Die Vierer-Gemeinde würde 1,2 Millionen Euro Hochzeitsprämie für drei fortfallende Gemeinden erhalten. Die zwei Millionen Schuldenhilfe für Wackerow bleiben auch in diesem Fall. Die Fusion muss dafür bis zum 31. Dezember in Sack und Tüten sein. Den gewünschten hauptamtlichen Bürgermeister gibt es auch ab 3000 Bürgern – aber nur, wenn die große Gemeinde die Geschäfte des Amtes führt, also die Verwaltung übernimmt.

Ein regelrechter Beschluss, nun den Weg der Fusion im Amt zu gehen, existiert noch nicht, erinnerte Gemeindevertreter Frank Heitmann.
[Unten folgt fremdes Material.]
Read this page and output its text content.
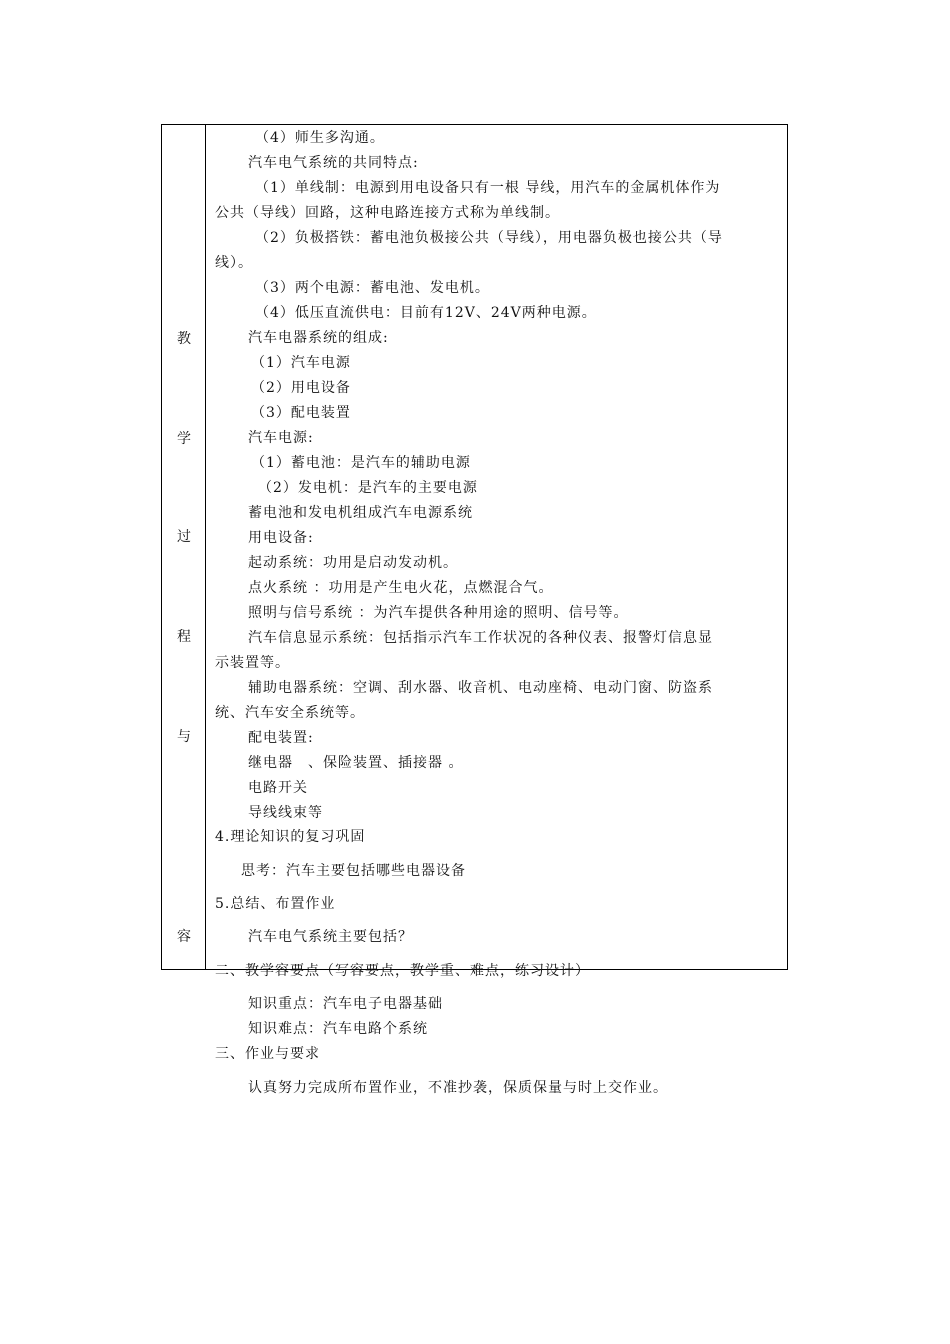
教
学
过
程
与
容
（4）师生多沟通。
汽车电气系统的共同特点:
（1）单线制：电源到用电设备只有一根 导线，用汽车的金属机体作为
公共（导线）回路，这种电路连接方式称为单线制。
（2）负极搭铁：蓄电池负极接公共（导线），用电器负极也接公共（导
线）。
（3）两个电源：蓄电池、发电机。
（4）低压直流供电：目前有12V、24V两种电源。
汽车电器系统的组成:
（1）汽车电源
（2）用电设备
（3）配电装置
汽车电源:
（1）蓄电池：是汽车的辅助电源
（2）发电机：是汽车的主要电源
蓄电池和发电机组成汽车电源系统
用电设备:
起动系统：功用是启动发动机。
点火系统 ：功用是产生电火花，点燃混合气。
照明与信号系统 ：为汽车提供各种用途的照明、信号等。
汽车信息显示系统：包括指示汽车工作状况的各种仪表、报警灯信息显
示装置等。
辅助电器系统：空调、刮水器、收音机、电动座椅、电动门窗、防盗系
统、汽车安全系统等。
配电装置:
继电器　、保险装置、插接器 。
电路开关
导线线束等
4.理论知识的复习巩固
思考：汽车主要包括哪些电器设备
5.总结、布置作业
汽车电气系统主要包括？
二、教学容要点（写容要点，教学重、难点，练习设计）
知识重点：汽车电子电器基础
知识难点：汽车电路个系统
三、作业与要求
认真努力完成所布置作业，不准抄袭，保质保量与时上交作业。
Der wurde auf der Sitzung auch nicht gefasst. Aber man gebe mit der Teilnahme an den Gesprächen, der Diskussion über den Vertragstext ein klares Zeichen, dass ein Zusammenschluss mit Dargelin, Levenhagen und Mesekenhagen gewollt sei, so Manfred Hering. Auch Bürgermeisterstellvertreter Karlheinz Tietze sprach sich für Gespräche aus. Der Vertragstext – er entspricht dem der gescheiterten Fusion unter Einschluss Neuenkirchens – soll nun weiter diskutiert werden. Die Gemeindevertreter hatten viele Fragen bis hin zum Namen der neuen Kommune: Es muss ja nicht Landhagen sein. Manfred Hering regte eine Bürgerbefragung an.

Einwohner waren nicht zur Sitzung gekommen, obwohl laut Tagesordnung nicht nur über den Vertragstext, sondern auch über eine Prioritätenliste für Investitionen gesprochen wurde. Die erste Liste der Wackerower Wünsche ist sehr lang.